Guten Tag,
Was der Mehrheitseigner der Tannenwald Holding jetzt plant. Und welchen Wert die Immobilien der Spar Gruppe Schweiz haben.

Andreas Güntert
Spar-Filiale: Die Läden sind im Sandwich zwischen Grossverteilern und Discountern. Der neue Präsident und Mehrheitseigner Peter Weber will das Profil schärfen.
KEYSTONE/Gian EhrenzellerWerbung
Bei den Kalbsbäggli brechen alle Dämme. Peter Weber verfällt in Euphorie. Der Unternehmer, der als Hauptinvestor der Tannenwald Holding mit der Übernahme der Spar Gruppe Schweiz jüngst urplötzlich ins Rampenlicht geriet, führt durch das Winterthurer Gebäude der Spar-Tochter Top CC. In diesem grossflächigen Cash-and-Carry-Markt kaufen Gastronomen auf zwei Etagen für ihre Restaurants ein: Salatsauce im Zehn-Liter-Kanister, Ketchup in der 4,9-Kilo-Hängeflasche, Literflaschen Jägermeister im Sixpack.
Und natürlich auch Fleisch und viele andere Köstlichkeiten dieser Erde, wie Weber im Metzgerei-Rayon strahlend aufzählt: «Premium-Rindsentrecôte von der Schweizer Weide, wir kennen dort alle unsere Produzenten, uruguayisches Black Angus Beef, persischer Kaviar, Aktuelles zu den Feiertagen, lokale Milchprodukte aus dem Appenzell.» Die Vielfalt sei riesig: «Dreissigtausend verschiedene Produkte allein hier in Winterthur, das lieben unsere Kunden.»
Peter Weber, ein Foodie?
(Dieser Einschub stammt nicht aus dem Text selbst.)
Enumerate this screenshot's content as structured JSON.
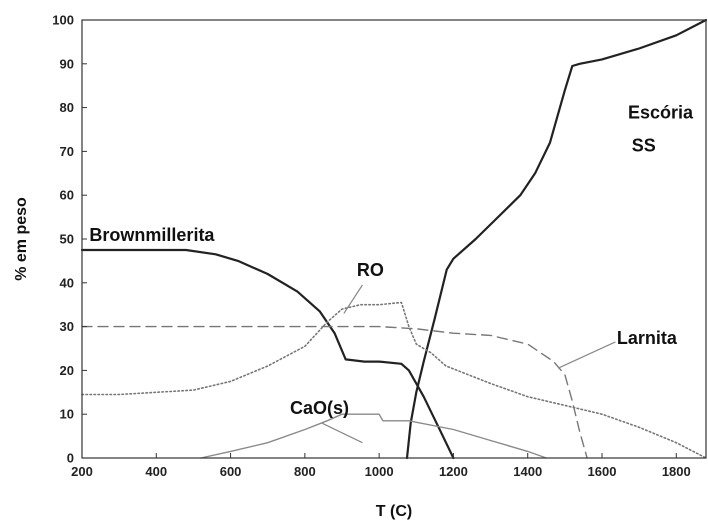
{
  "chart_data": {
    "type": "line",
    "xlabel": "T (C)",
    "ylabel": "% em peso",
    "xlim": [
      200,
      1880
    ],
    "ylim": [
      0,
      100
    ],
    "xticks": [
      200,
      400,
      600,
      800,
      1000,
      1200,
      1400,
      1600,
      1800
    ],
    "yticks": [
      0,
      10,
      20,
      30,
      40,
      50,
      60,
      70,
      80,
      90,
      100
    ],
    "grid": false,
    "legend": "none",
    "series": [
      {
        "style": "solid-thick",
        "color": "#222222",
        "points": [
          [
            200,
            47.5
          ],
          [
            480,
            47.5
          ],
          [
            560,
            46.5
          ],
          [
            620,
            45
          ],
          [
            700,
            42
          ],
          [
            780,
            38
          ],
          [
            840,
            33.5
          ],
          [
            880,
            28.5
          ],
          [
            910,
            22.5
          ],
          [
            960,
            22
          ],
          [
            1000,
            22
          ],
          [
            1060,
            21.5
          ],
          [
            1080,
            20
          ],
          [
            1120,
            14
          ],
          [
            1160,
            7
          ],
          [
            1200,
            0
          ]
        ]
      },
      {
        "style": "solid-thick",
        "color": "#222222",
        "points": [
          [
            1075,
            0
          ],
          [
            1085,
            8
          ],
          [
            1100,
            15
          ],
          [
            1120,
            22
          ],
          [
            1150,
            32
          ],
          [
            1182,
            43
          ],
          [
            1200,
            45.5
          ],
          [
            1260,
            50
          ],
          [
            1320,
            55
          ],
          [
            1380,
            60
          ],
          [
            1420,
            65
          ],
          [
            1460,
            72
          ],
          [
            1480,
            78
          ],
          [
            1500,
            84
          ],
          [
            1520,
            89.5
          ],
          [
            1540,
            90
          ],
          [
            1600,
            91
          ],
          [
            1700,
            93.5
          ],
          [
            1800,
            96.5
          ],
          [
            1880,
            100
          ]
        ]
      },
      {
        "style": "dotted",
        "color": "#777777",
        "points": [
          [
            200,
            14.5
          ],
          [
            300,
            14.5
          ],
          [
            500,
            15.5
          ],
          [
            600,
            17.5
          ],
          [
            700,
            21
          ],
          [
            800,
            25.5
          ],
          [
            860,
            31
          ],
          [
            900,
            34
          ],
          [
            950,
            35
          ],
          [
            1000,
            35
          ],
          [
            1060,
            35.5
          ],
          [
            1080,
            30
          ],
          [
            1100,
            26
          ],
          [
            1140,
            24
          ],
          [
            1180,
            21
          ],
          [
            1300,
            17
          ],
          [
            1400,
            14
          ],
          [
            1500,
            12
          ],
          [
            1600,
            10
          ],
          [
            1700,
            7
          ],
          [
            1800,
            3.5
          ],
          [
            1880,
            0
          ]
        ]
      },
      {
        "style": "dashed",
        "color": "#777777",
        "points": [
          [
            200,
            30
          ],
          [
            1000,
            30
          ],
          [
            1100,
            29.5
          ],
          [
            1200,
            28.5
          ],
          [
            1300,
            28
          ],
          [
            1400,
            26
          ],
          [
            1470,
            22
          ],
          [
            1500,
            19
          ],
          [
            1520,
            13
          ],
          [
            1540,
            6
          ],
          [
            1560,
            0
          ]
        ]
      },
      {
        "style": "solid-thin",
        "color": "#8a8a8a",
        "points": [
          [
            520,
            0
          ],
          [
            600,
            1.5
          ],
          [
            700,
            3.5
          ],
          [
            800,
            6.5
          ],
          [
            860,
            8.5
          ],
          [
            900,
            10
          ],
          [
            1000,
            10
          ],
          [
            1010,
            8.5
          ],
          [
            1080,
            8.5
          ],
          [
            1200,
            6.5
          ],
          [
            1300,
            4
          ],
          [
            1400,
            1.5
          ],
          [
            1450,
            0
          ]
        ]
      }
    ],
    "annotations": [
      {
        "text": "Brownmillerita",
        "at": [
          220,
          49.5
        ]
      },
      {
        "text": "RO",
        "at": [
          940,
          41.5
        ]
      },
      {
        "text": "CaO(s)",
        "at": [
          760,
          10
        ]
      },
      {
        "text": "Larnita",
        "at": [
          1640,
          26
        ]
      },
      {
        "text": "Escória",
        "at": [
          1670,
          77.5
        ]
      },
      {
        "text": "SS",
        "at": [
          1680,
          70
        ]
      }
    ],
    "leaders": [
      {
        "from": [
          955,
          39.5
        ],
        "to": [
          905,
          33
        ]
      },
      {
        "from": [
          1636,
          26.5
        ],
        "to": [
          1482,
          20.5
        ]
      },
      {
        "from": [
          845,
          8
        ],
        "to": [
          955,
          3.5
        ]
      }
    ]
  }
}
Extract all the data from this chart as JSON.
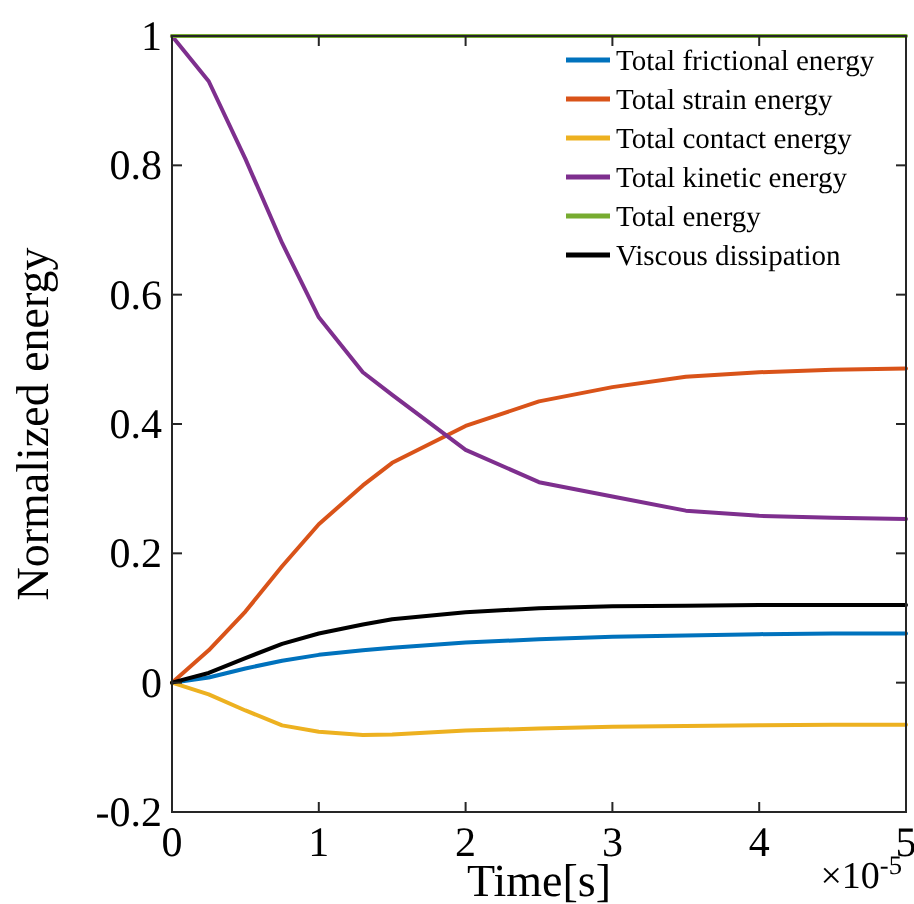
{
  "chart_data": {
    "type": "line",
    "xlabel": "Time[s]",
    "ylabel": "Normalized energy",
    "annotations": [
      "×10$^{-5}$"
    ],
    "x": [
      0,
      0.25,
      0.5,
      0.75,
      1,
      1.3,
      1.5,
      2,
      2.5,
      3,
      3.5,
      4,
      4.5,
      5
    ],
    "series": [
      {
        "name": "Total frictional energy",
        "color": "#0072bd",
        "values": [
          0,
          0.008,
          0.022,
          0.034,
          0.043,
          0.05,
          0.054,
          0.062,
          0.067,
          0.071,
          0.073,
          0.075,
          0.076,
          0.076
        ]
      },
      {
        "name": "Total strain energy",
        "color": "#d95319",
        "values": [
          0,
          0.05,
          0.11,
          0.18,
          0.245,
          0.305,
          0.34,
          0.397,
          0.435,
          0.457,
          0.473,
          0.48,
          0.484,
          0.486
        ]
      },
      {
        "name": "Total contact energy",
        "color": "#edb120",
        "values": [
          0,
          -0.018,
          -0.043,
          -0.066,
          -0.076,
          -0.081,
          -0.08,
          -0.074,
          -0.071,
          -0.068,
          -0.067,
          -0.066,
          -0.065,
          -0.065
        ]
      },
      {
        "name": "Total kinetic energy",
        "color": "#7e2f8e",
        "values": [
          1,
          0.93,
          0.81,
          0.68,
          0.565,
          0.48,
          0.445,
          0.36,
          0.31,
          0.288,
          0.266,
          0.258,
          0.255,
          0.253
        ]
      },
      {
        "name": "Total energy",
        "color": "#77ac30",
        "values": [
          1,
          1,
          1,
          1,
          1,
          1,
          1,
          1,
          1,
          1,
          1,
          1,
          1,
          1
        ]
      },
      {
        "name": "Viscous dissipation",
        "color": "#000000",
        "values": [
          0,
          0.015,
          0.038,
          0.06,
          0.076,
          0.09,
          0.098,
          0.109,
          0.115,
          0.118,
          0.119,
          0.12,
          0.12,
          0.12
        ]
      }
    ],
    "xlim": [
      0,
      5
    ],
    "xticks": [
      0,
      1,
      2,
      3,
      4,
      5
    ],
    "ylim": [
      -0.2,
      1
    ],
    "yticks": [
      -0.2,
      0,
      0.2,
      0.4,
      0.6,
      0.8,
      1
    ],
    "grid": false,
    "legend": "top right",
    "marker": "none",
    "line_style": "solid"
  }
}
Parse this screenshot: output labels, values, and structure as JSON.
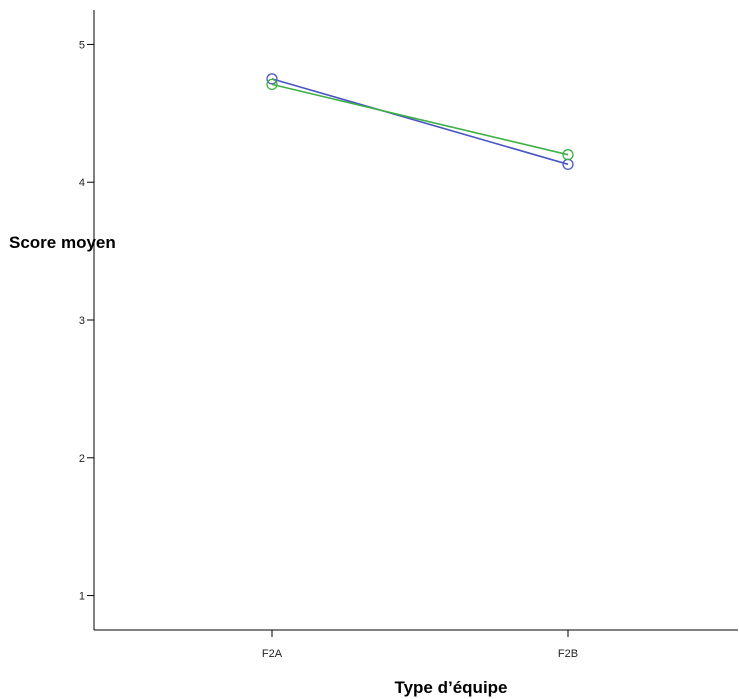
{
  "chart_data": {
    "type": "line",
    "xlabel": "Type  d’équipe",
    "ylabel": "Score moyen",
    "categories": [
      "F2A",
      "F2B"
    ],
    "ylim": [
      0.75,
      5.25
    ],
    "yticks": [
      1,
      2,
      3,
      4,
      5
    ],
    "grid": false,
    "legend": "none",
    "series": [
      {
        "values": [
          4.75,
          4.13
        ],
        "color": "#4a55c4",
        "marker": "circle"
      },
      {
        "values": [
          4.71,
          4.2
        ],
        "color": "#3cb043",
        "marker": "circle"
      }
    ]
  }
}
Das erstaunt. Bisher war der 45-jährige Geschäftsmann, der die Schweizer Spar-Gruppe vor zwei Monaten zusammen mit dem Ehepaar Krayer des Basler Familyoffice Arpig von der südafrikanischen Spar-Gruppe übernommen hat, nur als Uni-Dozent und Vermögensverwalter bekannt. Ein Finänzler ohne grosse Kenntnis des Schweizer Detailhandels als neuer VR-Präsident eines schlingernden Retailers mit aktuell 241 Läden und elf Cash-and-Carry-Märkten? Die Öffentlichkeit nahm es mit freundlicher Ungläubigkeit auf. Und jetzt das: Der Mann doziert im Top CC Winterthur über charakterreiches albanisches Olivenöl und die agrarische Bedeutung des Balkans als Alternative zu Spanien.
Für Weber, der seit zwanzig Jahren in der Schweiz lebt, ist das die normalste Sache der Welt. Aufgewachsen in Ludwigshafen am Rhein (D) als Sohn einer Restaurant- und Metzgerfamilie in dritter Generation, sei er schon früh ins unternehmerische Leben eingetaucht. Mit seinem Vater sei er oft im deutschen Cash-and-Carry-Handel unterwegs gewesen. Weber legt in seinem Pfälzer Dialekt dar, warum er weder ein Migros- noch ein Coop-Kind ist: «Ich bin ein Metro-Kind.»
Um der Spar-Aufgabe gerecht zu werden, sei in seinem beruflichen Leben nun alles auf Food eingestellt: «Ich bin aktuell nicht mehr für das Familyoffice aktiv und im Dozenten-Sabbatical.» Jetzt ist Weber unter der Woche vor Ort im Spar-Hauptsitz St. Gallen. «Spar ist mehr als ein Fulltimejob und benötigt meine ganze Aufmerksamkeit.» Ob das reicht, um Spar Schweiz endlich auf einen grünen Zweig zu bringen?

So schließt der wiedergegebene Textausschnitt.